RIO DE JANEIRO, 2 Out (Reuters) - Na manhã do dia 8 de abril, Eduarda Lopes, de 12 anos, viu sua mãe, Valdilene da Silva, ser atingida por uma bala perdida na favela de Manguinhos, no Rio de Janeiro — uma das incontáveis vítimas da violência crescente da cidade.

Agonizando em uma poça de sangue, Valdilene usou o pouco fôlego que lhe restava para dizer à filha que corresse e se escondesse, mas, apesar do medo de ser morta, a menina continuou com a mãe.

“Esperei até o último momento com ela, do lado dela”, disse Eduarda à Reuters, com lágrimas escorrendo pelo rosto.

“Eu não tinha acreditado”, disse ela sobre ter visto o corpo da mãe mais tarde naquele dia. “Ela estava deitada e parecia uma boneca, dormindo. A única coisa que consegui pegar foram os brincos que ela estava usando”.

A violência tem aumentado no Rio de Janeiro, e cada vez mais vítimas são pegas no fogo cruzado. A insegurança generalizada se tornou um tema central da eleição de 7 de outubro e ajuda a explicar a ascensão do candidato Jair Bolsonaro (PSL), que defende afrouxar as leis de porte de arma para a população e aumentar o combate armado à criminalidade.

O Estado do Rio de Janeiro registrou mais de 4.500 assassinatos durante os oito primeiros meses de 2018, um aumento de 6 por cento em relação ao mesmo período de 2017.
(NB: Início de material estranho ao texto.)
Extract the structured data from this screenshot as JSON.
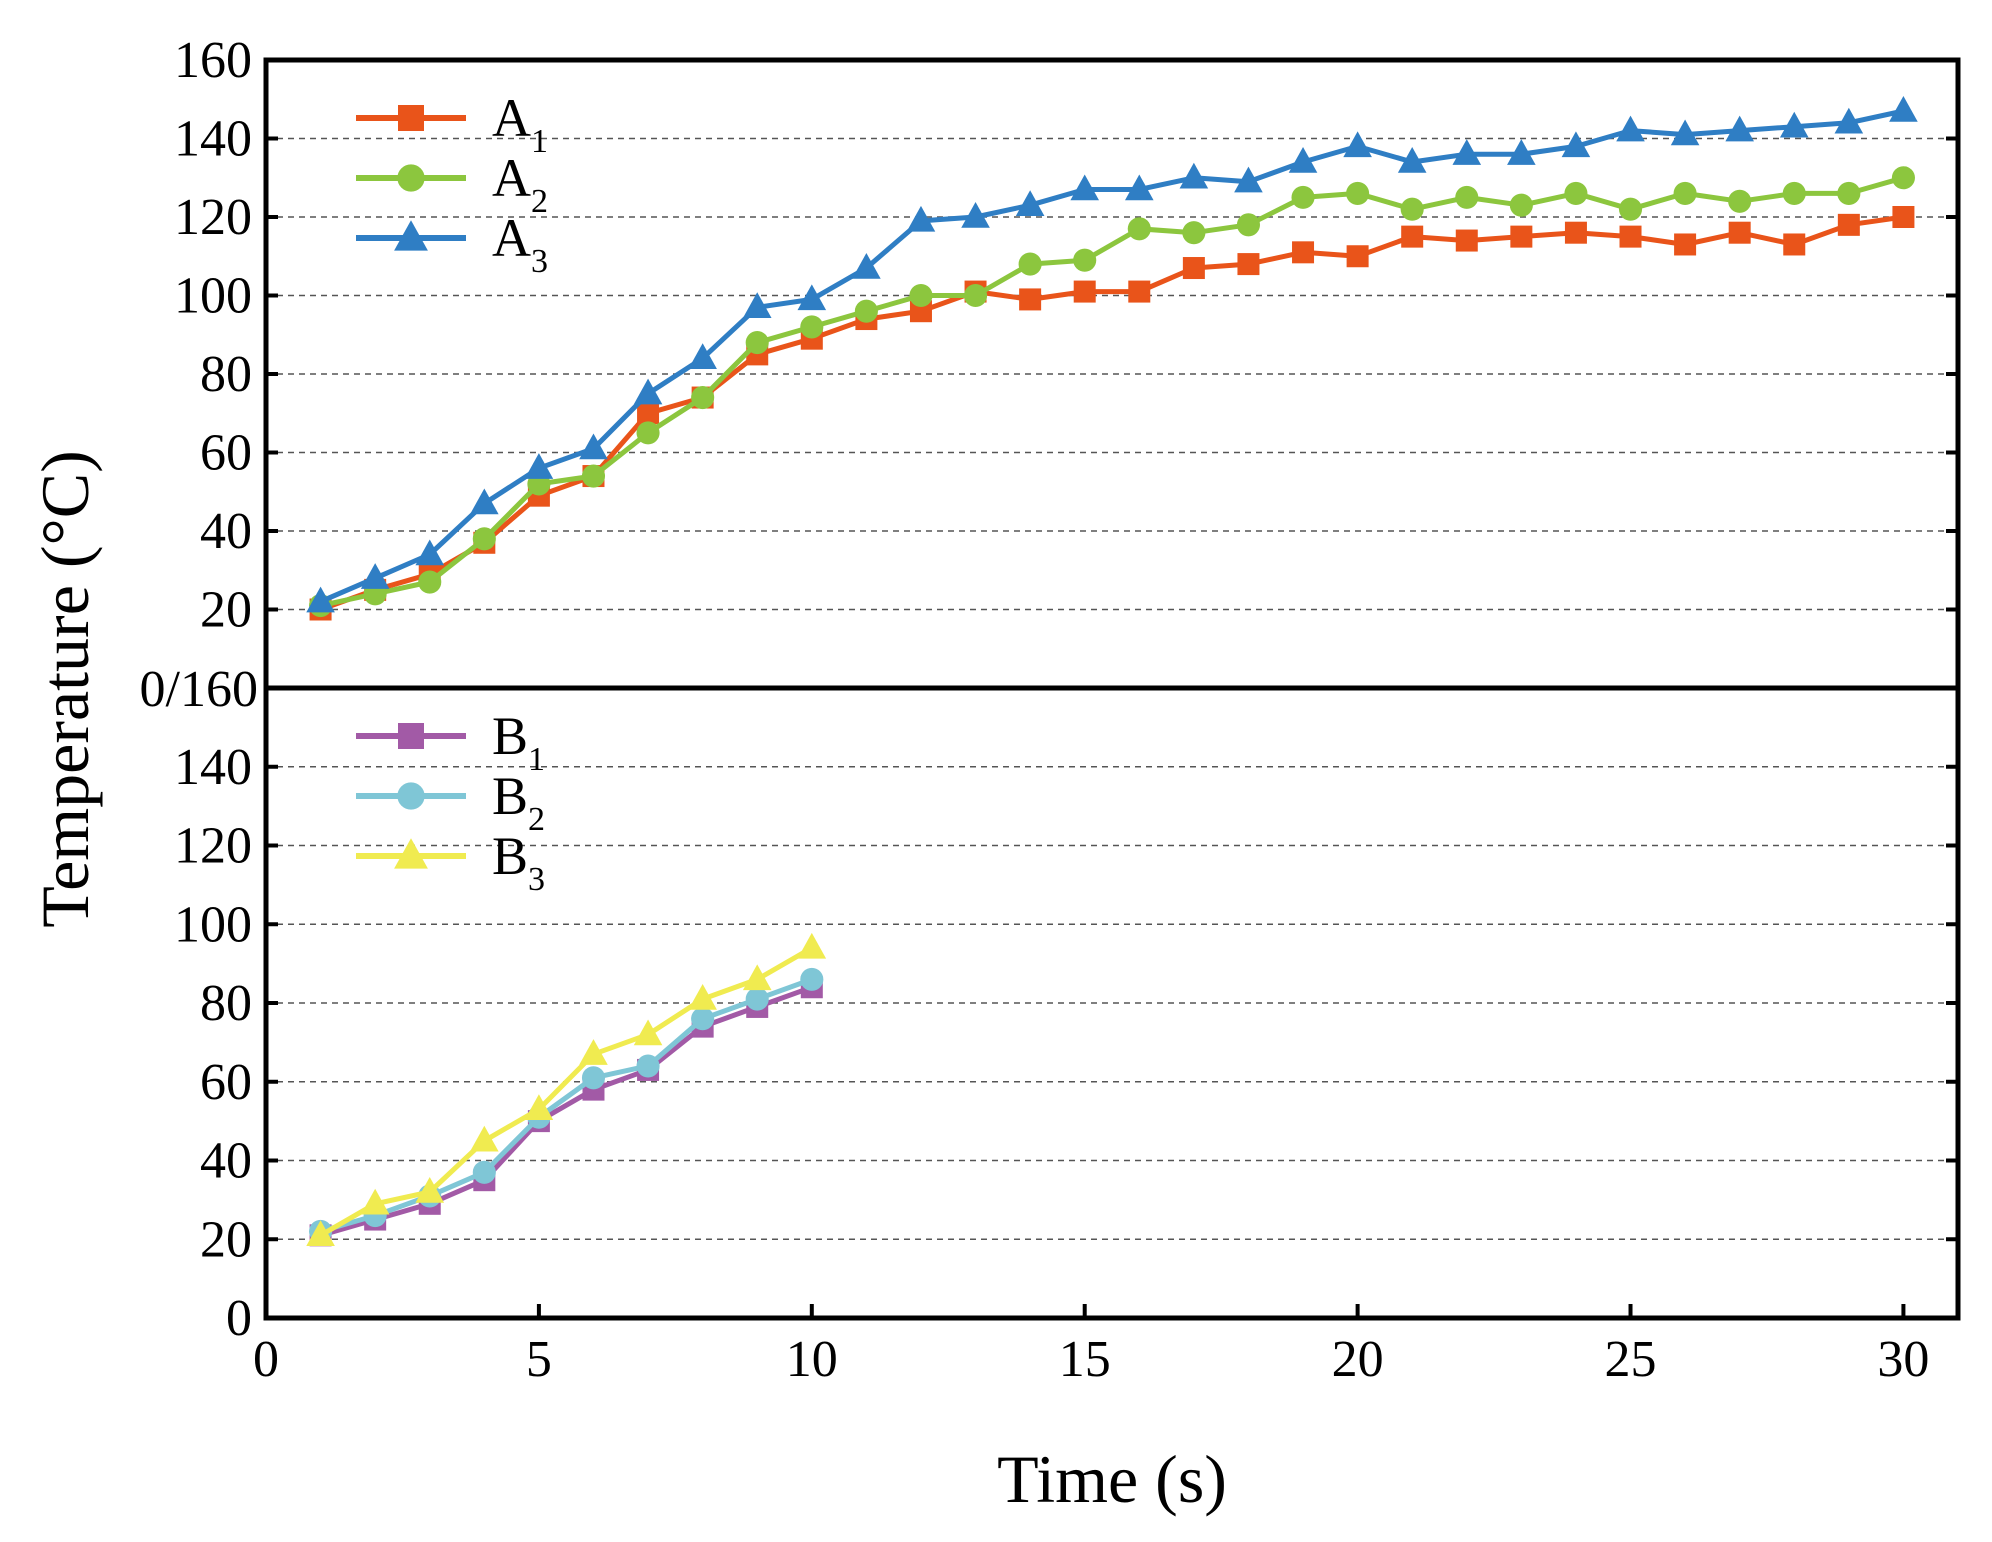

Mais de 1 mil pessoas morreram em confrontos com a polícia no Estado entre janeiro e agosto, mostram dados oficiais, uma elevação de mais de 50 por cento em relação ao mesmo período de 2017. As autoridades dizem que os mortos são na maioria membros de facções do tráfico de drogas, mas moradores alegam que inocentes também foram vitimados.

Em março de 2017, Maria Eduarda Alves, de 13 anos, estava em uma aula de educação física em sua escola na comunidade carioca da Pedreira quando tiros foram ouvidos. Ela sofreu um ferimento fatal enquanto os professores tentavam conduzir os alunos de volta para as salas de aula.

Mais tarde dois policiais foram acusados da morte da menina. Um vídeo de celular, filmado por alguém próximo da escola e publicado em redes sociais, também mostrou os policiais executando dois suspeitos que ficaram feridos durante os disparos.

“Ainda não estou legal. Ainda sinto... muita saudade”, disse sua mãe, Rosilene Alves, usando uma camiseta com as palavras “Vibração Positiva” e apontando para o buraco de bala que perfurou a entrada da escola e matou sua filha.

“A vida continua. Não está sendo fácil”.

Alda Rafael Castilho, uma policial de 27 anos, foi morte em um ataque a tiros à base policial em que trabalhava no violento complexo de favelas da Penha em 2014.

“E continua isso”, disse sua mãe, Maria Rosalina Rafael da Silva, de 65 anos. “Jovens morrendo, famílias sendo destruídas. Porque eu posso dizer que eu estou destruída”.